Aber die eigentliche Krux war das «WorldSkills»-Logo. «Das mussten wir via Raster auf diese Grösse bzw. die Wand übertragen und dann frei malen. Dazu kam das ‘Lettering’, das ist das Malen bzw. Applizieren des Schriftzugs mit Negativschablone.» So weit zwar schwierig, aber möglich. «Das Problem waren die Farben: Sie haben einfach nicht richtig gedeckt.» Die Organisatoren beschlossen deshalb, den Malerinnen und Malern eine halbe Stunde mehr Zeit (22.5 statt 22 Stunden) zu geben. «Perfekt habe ich es aber dann doch nicht hingekriegt.»
Knapp am Podest vorbei
Ganz ohne Druck ging Alexandra Höhener nicht in diesen Wettkampf. Als sie vor zwei Jahren an den «SwissSkills» Gold gewann, sagte sie der TP: «Ob ich in Lyon teilnehme, weiss ich noch nicht. Ich lasse das jetzt erstmal alles ‘sacken’ und schaue dann wieder.» An das Gefühl von damals erinnert sie sich noch gut. «Im ersten Moment dachte ich: So etwas mache ich nicht nochmal. Dieses Wettkampfumfeld ist schon nicht ohne.» Schliesslich entschied sie sich dann aber doch für eine Teilnahme an den «WorldSkills».
Was war ausschlaggebend? «Wenn ich es nicht gemacht hätte, hätte ich das sicher irgendwann bereut. Wenn man so eine Chance bekommt, sollte man sie auch wahrnehmen.» Aber es ist eben nicht nur Chance, sondern auch Verantwortung.
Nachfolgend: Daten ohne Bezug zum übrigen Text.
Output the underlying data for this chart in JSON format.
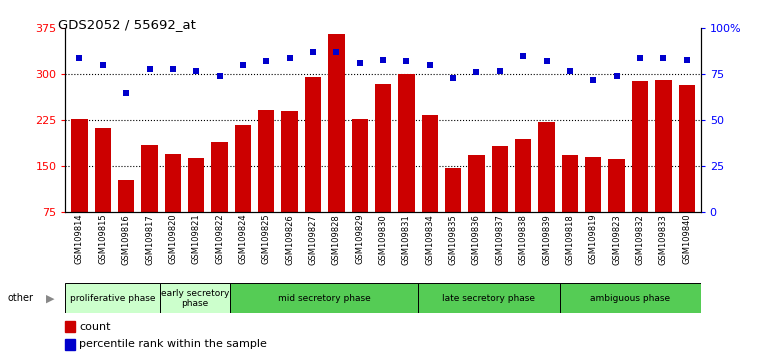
{
  "title": "GDS2052 / 55692_at",
  "samples": [
    "GSM109814",
    "GSM109815",
    "GSM109816",
    "GSM109817",
    "GSM109820",
    "GSM109821",
    "GSM109822",
    "GSM109824",
    "GSM109825",
    "GSM109826",
    "GSM109827",
    "GSM109828",
    "GSM109829",
    "GSM109830",
    "GSM109831",
    "GSM109834",
    "GSM109835",
    "GSM109836",
    "GSM109837",
    "GSM109838",
    "GSM109839",
    "GSM109818",
    "GSM109819",
    "GSM109823",
    "GSM109832",
    "GSM109833",
    "GSM109840"
  ],
  "counts": [
    228,
    212,
    127,
    185,
    170,
    163,
    190,
    218,
    242,
    240,
    295,
    365,
    228,
    285,
    300,
    233,
    148,
    168,
    183,
    195,
    222,
    168,
    165,
    162,
    289,
    291,
    283
  ],
  "percentiles": [
    84,
    80,
    65,
    78,
    78,
    77,
    74,
    80,
    82,
    84,
    87,
    87,
    81,
    83,
    82,
    80,
    73,
    76,
    77,
    85,
    82,
    77,
    72,
    74,
    84,
    84,
    83
  ],
  "ylim_left": [
    75,
    375
  ],
  "ylim_right": [
    0,
    100
  ],
  "yticks_left": [
    75,
    150,
    225,
    300,
    375
  ],
  "yticks_right": [
    0,
    25,
    50,
    75,
    100
  ],
  "bar_color": "#cc0000",
  "dot_color": "#0000cc",
  "bg_color": "#ffffff",
  "phase_labels": [
    "proliferative phase",
    "early secretory\nphase",
    "mid secretory phase",
    "late secretory phase",
    "ambiguous phase"
  ],
  "phase_starts": [
    0,
    4,
    7,
    15,
    21
  ],
  "phase_ends": [
    4,
    7,
    15,
    21,
    27
  ],
  "phase_colors": [
    "#ccffcc",
    "#ccffcc",
    "#55cc55",
    "#55cc55",
    "#55cc55"
  ]
}
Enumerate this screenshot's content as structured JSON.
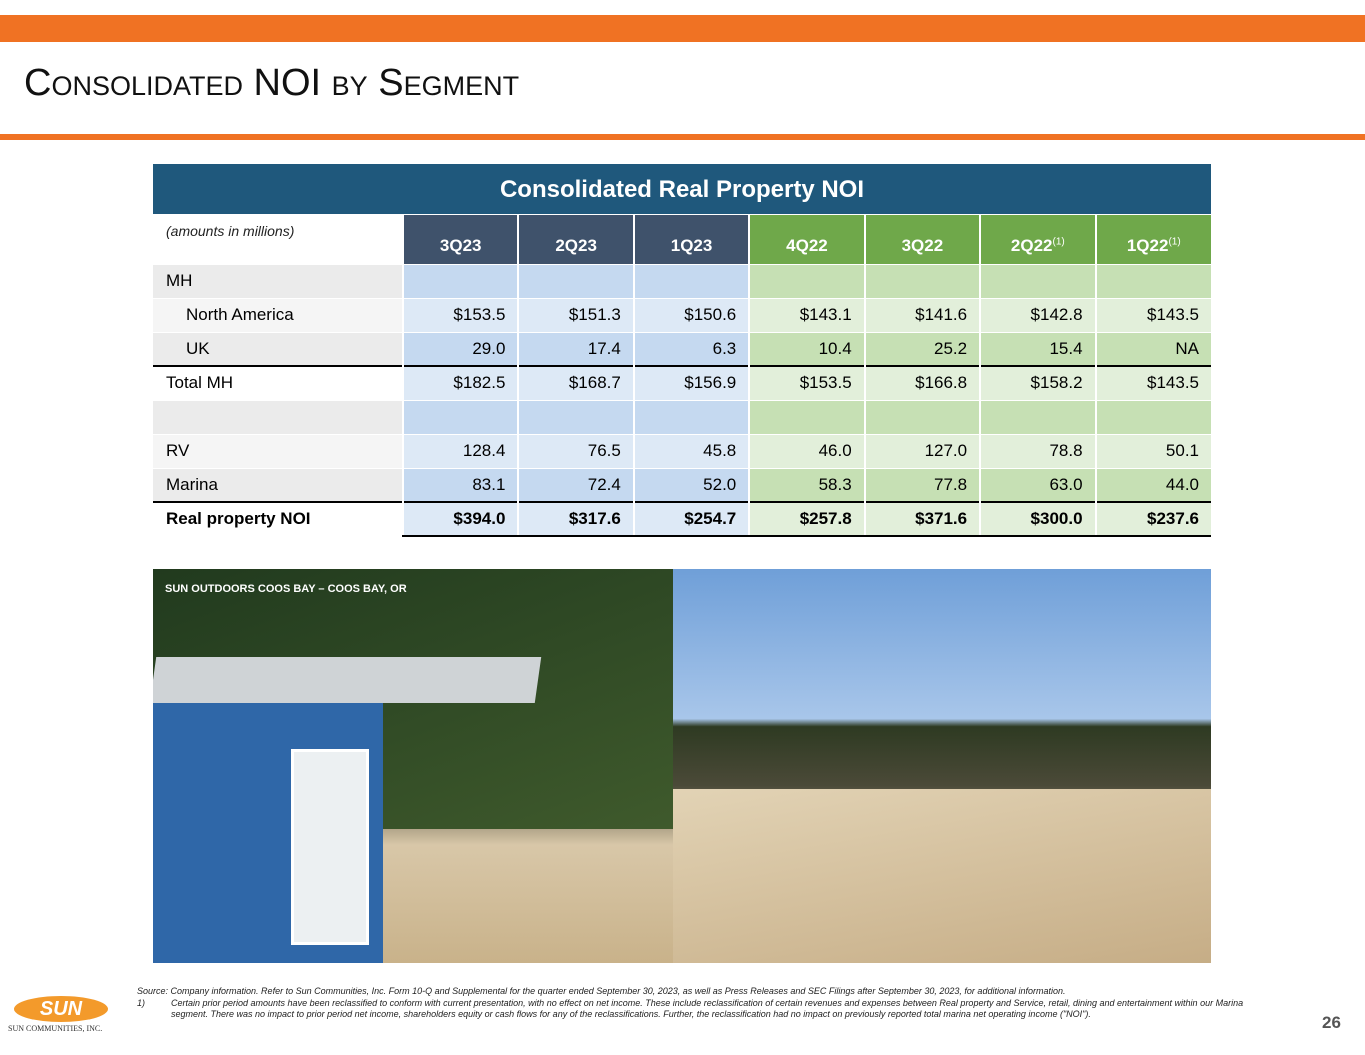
{
  "header": {
    "title": "Consolidated NOI by Segment"
  },
  "table": {
    "title": "Consolidated Real Property NOI",
    "units_note": "(amounts in millions)",
    "columns": [
      {
        "label": "3Q23"
      },
      {
        "label": "2Q23"
      },
      {
        "label": "1Q23"
      },
      {
        "label": "4Q22"
      },
      {
        "label": "3Q22"
      },
      {
        "label": "2Q22",
        "footnote": "(1)"
      },
      {
        "label": "1Q22",
        "footnote": "(1)"
      }
    ],
    "mh": {
      "label": "MH",
      "rows": [
        {
          "label": "North America",
          "values": [
            "$153.5",
            "$151.3",
            "$150.6",
            "$143.1",
            "$141.6",
            "$142.8",
            "$143.5"
          ]
        },
        {
          "label": "UK",
          "values": [
            "29.0",
            "17.4",
            "6.3",
            "10.4",
            "25.2",
            "15.4",
            "NA"
          ]
        }
      ]
    },
    "mh_total": {
      "label": "Total MH",
      "values": [
        "$182.5",
        "$168.7",
        "$156.9",
        "$153.5",
        "$166.8",
        "$158.2",
        "$143.5"
      ]
    },
    "other_rows": [
      {
        "label": "RV",
        "values": [
          "128.4",
          "76.5",
          "45.8",
          "46.0",
          "127.0",
          "78.8",
          "50.1"
        ]
      },
      {
        "label": "Marina",
        "values": [
          "83.1",
          "72.4",
          "52.0",
          "58.3",
          "77.8",
          "63.0",
          "44.0"
        ]
      }
    ],
    "grand_total": {
      "label": "Real property NOI",
      "values": [
        "$394.0",
        "$317.6",
        "$254.7",
        "$257.8",
        "$371.6",
        "$300.0",
        "$237.6"
      ]
    }
  },
  "photo": {
    "caption": "SUN OUTDOORS COOS BAY – COOS BAY, OR"
  },
  "footer": {
    "source": "Source: Company information.  Refer to Sun Communities, Inc. Form 10-Q and Supplemental for the quarter ended September 30, 2023, as well as Press Releases and SEC Filings after September 30, 2023, for additional information.",
    "footnote_marker": "1)",
    "footnote": "Certain prior period amounts have been reclassified to conform with current presentation, with no effect on net income. These include reclassification of certain revenues and expenses between Real property and Service, retail, dining and entertainment within our Marina segment. There was no impact to prior period net income, shareholders equity or cash flows for any of the reclassifications. Further, the reclassification had no impact on previously reported total marina net operating income (\"NOI\").",
    "logo": "SUN",
    "company": "SUN COMMUNITIES, INC.",
    "page_number": "26"
  }
}
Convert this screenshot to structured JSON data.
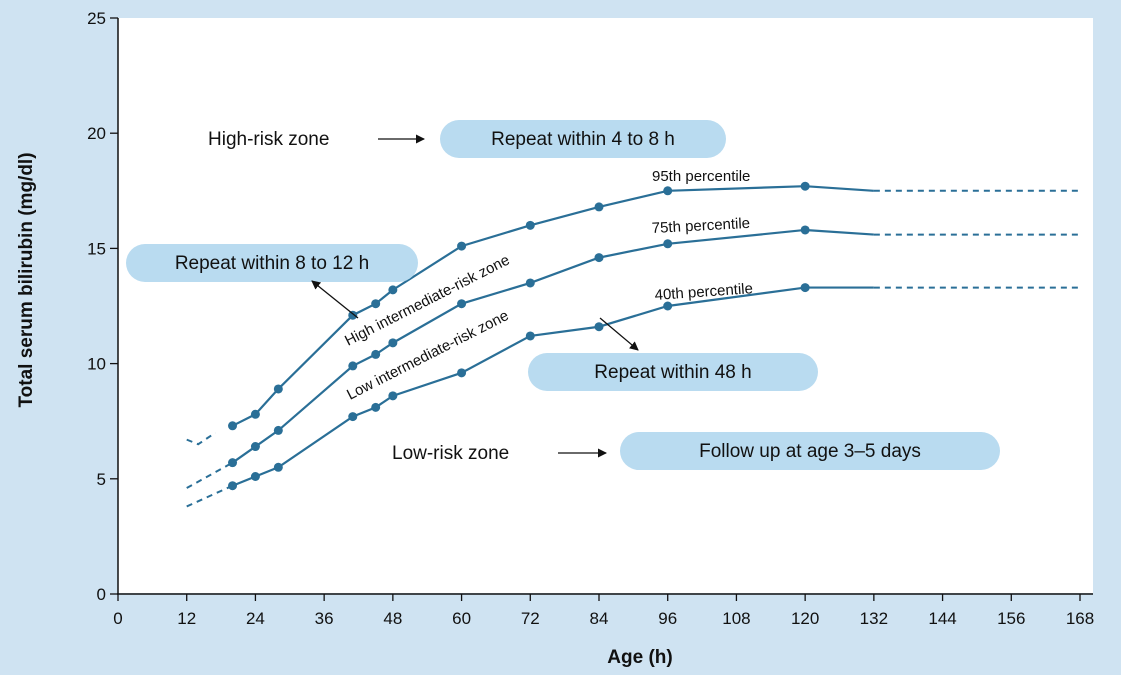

Denn die Schweiz hat einen Ruf zu verlieren. Ihre Delegation schliesst an den Berufsmeisterschaften – Europa und Welt – meist sehr gut ab. Insbesondere bei den handwerklichen Berufen. «Eine Medaille wäre deshalb schon sehr toll gewesen. Mir hat zwar niemand Druck gemacht. Aber man hat ja auch selber Erwartungen.»
«Es war eine super Erfahrung, ich habe viele tolle Leute getroffen, viel gesehen, viel gelernt.»
Ein Wettkampf ist aber eben auch immer eine Ausnahmesituation. «Ich wusste, dass es knapp wird.» Schliesslich hat es für Alexandra Höhener für den 4. Rang gereicht. Damit ist sie die beste Teilnehmerin aus dem Appenzellerland. Und schrammte um nur 6 Punkte (728 vs. 734) am dritten Platz vorbei. «Klar ist man da auch etwas enttäuscht. Aber die Bewertung geht in Ordnung. Das war schon richtig so. Und generell überwiegen die positiven Gefühle. Es war eine super Erfahrung, ich habe viele tolle Leute getroffen, viel gesehen, viel gelernt.»
Empfang der Gemeinde
Die Gemeinde lud Alexandra Höhener am Dienstagabend zu einem Empfang mit Apéro im Gemeindehaus ein. Gemeindepräsident Reto Altherr gratulierte der 22-jährigen Malerin zu ihrem Erfolg in Lyon und überreichte ihr zur Feier einen stattlichen Blumenstrauss.